Having these last 4 years with Ginger and stepping back into full-time preschooler at home mode was the right decision.  That degree can sit on the back burner as long as necessary....I'm so glad we didn't wait for Ging....she's added so much to our lives.  And now, looking back, I can also see how having her set our hearts up to feel ready to say "yes" when God asked us to do more with our parenting (click here to read about our adoption.)

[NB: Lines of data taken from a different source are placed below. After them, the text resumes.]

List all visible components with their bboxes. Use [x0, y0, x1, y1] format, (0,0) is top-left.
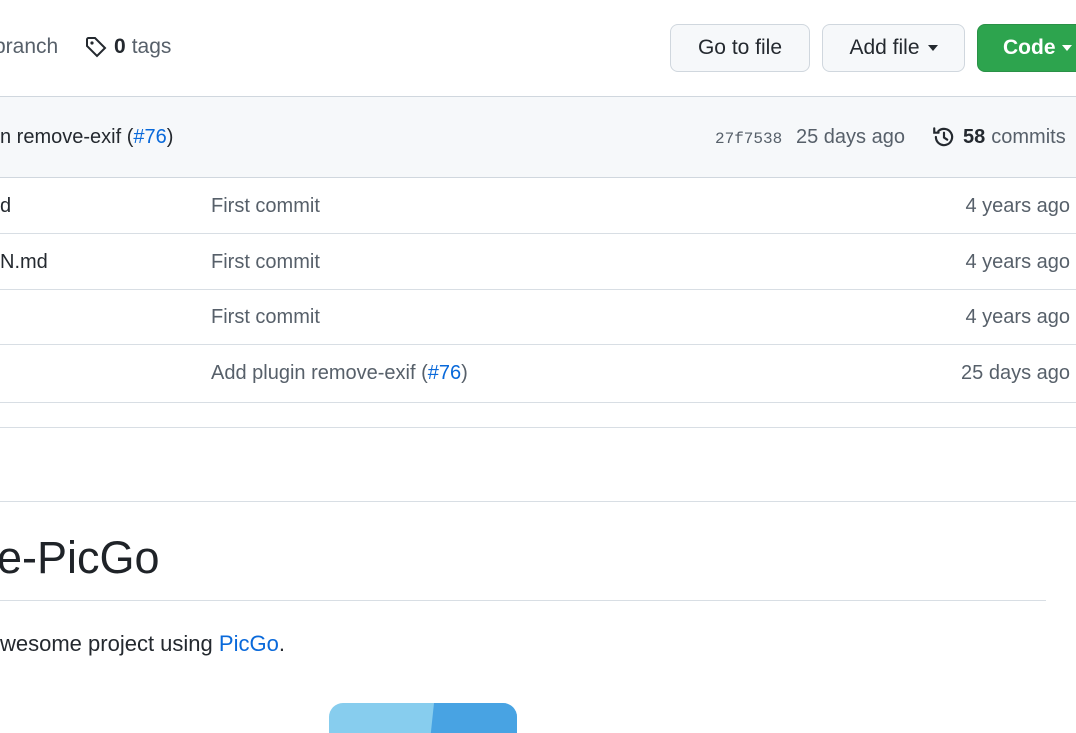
- commit-sha-link[interactable]: 27f7538: [715, 130, 782, 148]
- file-commit-message[interactable]: First commit: [211, 251, 320, 274]
- file-commit-suffix: ): [461, 362, 468, 384]
- row-divider: [0, 344, 1076, 345]
- caret-down-icon: [1061, 45, 1072, 51]
- go-to-file-label: Go to file: [697, 36, 783, 59]
- readme-top-divider: [0, 501, 1076, 502]
- tag-icon: [84, 35, 108, 59]
- tags-label: tags: [131, 35, 172, 58]
- file-commit-text: Add plugin remove-exif (: [211, 362, 428, 384]
- branches-link[interactable]: branch: [0, 35, 58, 59]
- file-commit-message[interactable]: First commit: [211, 306, 320, 329]
- code-button[interactable]: Code: [977, 24, 1076, 72]
- branch-label: branch: [0, 35, 59, 58]
- code-label: Code: [1003, 36, 1056, 59]
- tags-count: 0: [114, 35, 126, 58]
- file-age: 4 years ago: [965, 306, 1070, 328]
- commit-age: 25 days ago: [796, 126, 905, 148]
- file-age: 4 years ago: [965, 251, 1070, 273]
- readme-text: wesome project using: [0, 631, 219, 656]
- logo-right-half: [427, 703, 517, 733]
- latest-commit-message: n remove-exif (#76): [0, 126, 173, 149]
- row-divider: [0, 289, 1076, 290]
- file-age: 25 days ago: [961, 362, 1070, 384]
- section-divider: [0, 427, 1076, 428]
- history-icon: [931, 124, 957, 150]
- file-name-link[interactable]: N.md: [0, 251, 48, 274]
- file-commit-message[interactable]: First commit: [211, 195, 320, 218]
- row-divider: [0, 233, 1076, 234]
- commit-message-text: n remove-exif (: [0, 126, 134, 148]
- add-file-button[interactable]: Add file: [822, 24, 965, 72]
- commit-pr-link[interactable]: #76: [133, 126, 166, 148]
- go-to-file-button[interactable]: Go to file: [670, 24, 810, 72]
- commits-history-link[interactable]: 58 commits: [931, 124, 1066, 150]
- file-commit-pr-link[interactable]: #76: [428, 362, 461, 384]
- picgo-logo-image: [329, 703, 517, 733]
- tags-link[interactable]: 0 tags: [84, 35, 171, 59]
- caret-down-icon: [927, 45, 938, 51]
- row-divider: [0, 402, 1076, 403]
- picgo-link[interactable]: PicGo: [219, 631, 279, 656]
- file-name-link[interactable]: d: [0, 195, 11, 218]
- file-commit-message[interactable]: Add plugin remove-exif (#76): [211, 362, 468, 385]
- commits-label: commits: [991, 125, 1066, 148]
- commits-count: 58: [963, 125, 986, 148]
- add-file-label: Add file: [849, 36, 920, 59]
- commit-message-suffix: ): [166, 126, 174, 148]
- readme-text-suffix: .: [278, 631, 285, 656]
- heading-rule: [0, 600, 1046, 601]
- file-age: 4 years ago: [965, 195, 1070, 217]
- readme-paragraph: wesome project using PicGo.: [0, 631, 285, 657]
- readme-heading: e-PicGo: [0, 532, 160, 583]
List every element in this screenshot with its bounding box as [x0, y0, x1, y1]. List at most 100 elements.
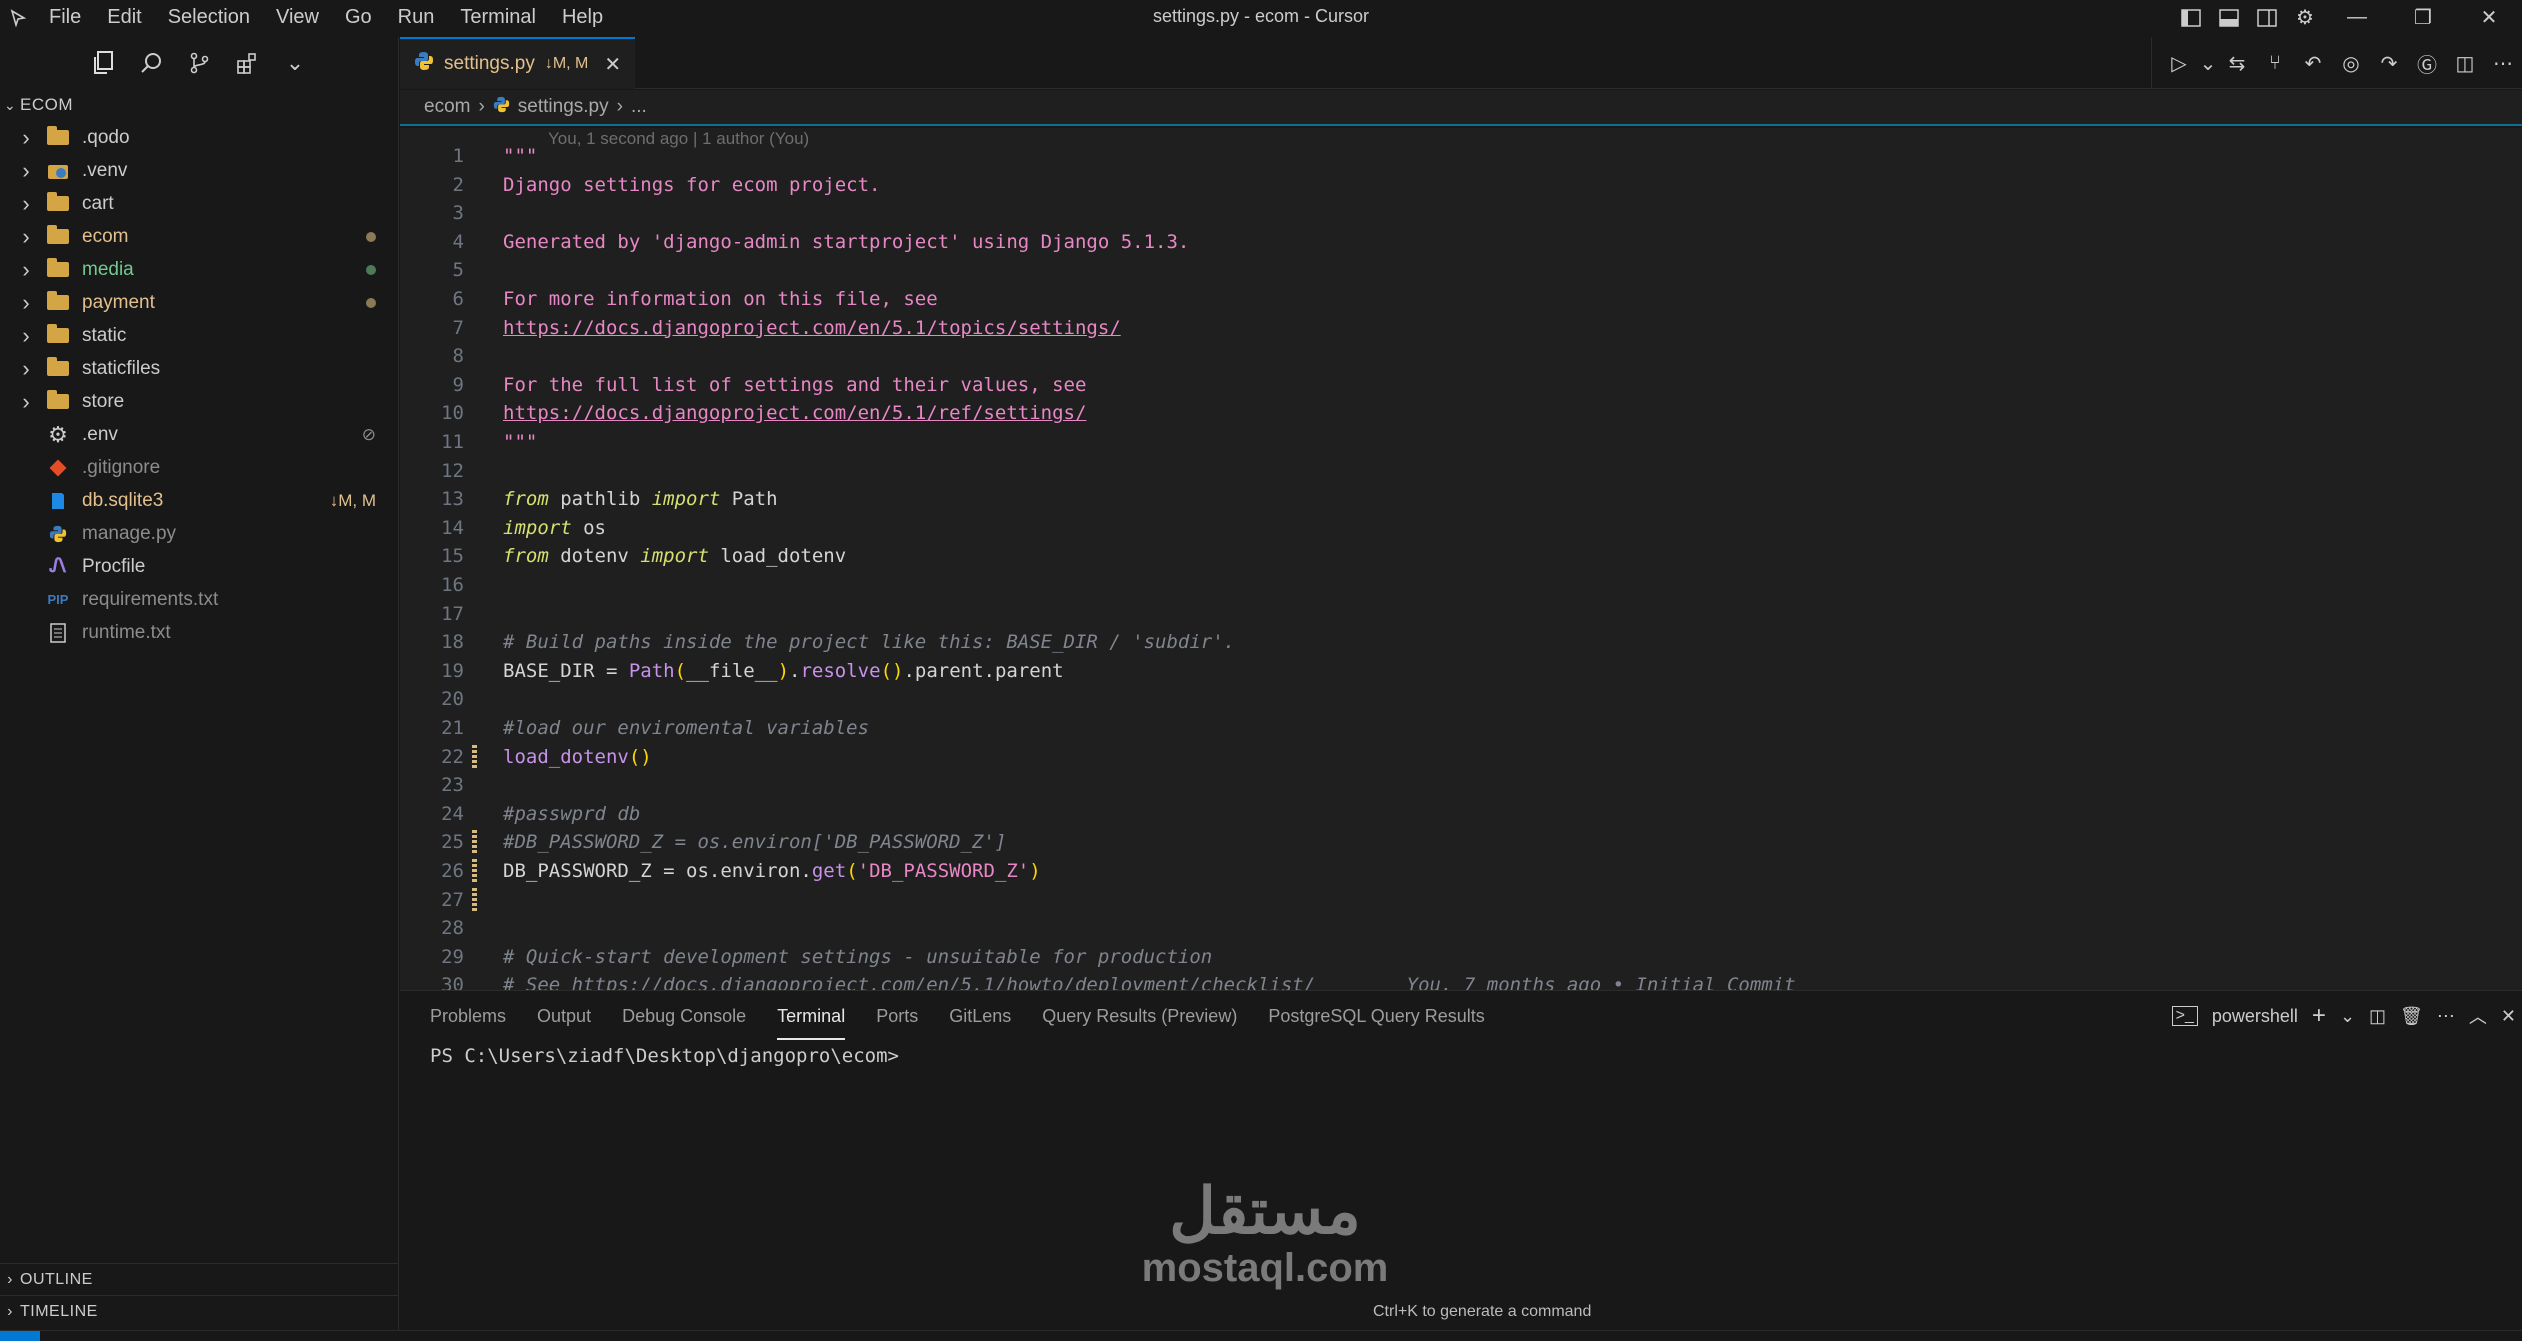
code-line[interactable]: 13 from pathlib import Path — [400, 485, 2522, 514]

The Ginger plant is used as a delicacy, medicine or spice and Leigh (also her Momma's middle name) means from a meadow or pleasant place.  Such an apt description of God's blessings through our Ginger.  We all know Ginger's spicy....she uses those eyebrows and shoulders to tell you everything she's thinking without a speaking word!  Ginger is proof of God's lavish love to us, she's our delicacy.....a gift that was undeserved and has bathed our home in the glow of a pleasant meadow.  Instead of making us feel overwhelmed and worn out, she's been like medicine to our souls....convincing us that adding children to our home is a blessing to us, is good for us and is something we should continue to seek.  Who expected baby #6 to teach us that??      It's impossible for me to think of Ginger's life, particularly her beginnings, without feeling like she's the embodiment of how our Father has gently and tenderly led us...particularly as we have little ones.

"He tends his flock like a shepherd:

    He gathers the lambs in his arms
and carries them close to his heart;
    he Ginger-Leigh leads those that have young."
Isaiah 40:11

It's been such a pleasure to celebrate Ginger today and thank God for the gift she is to us!!  Happy Birthday to our spicy little Ginger-Muffin!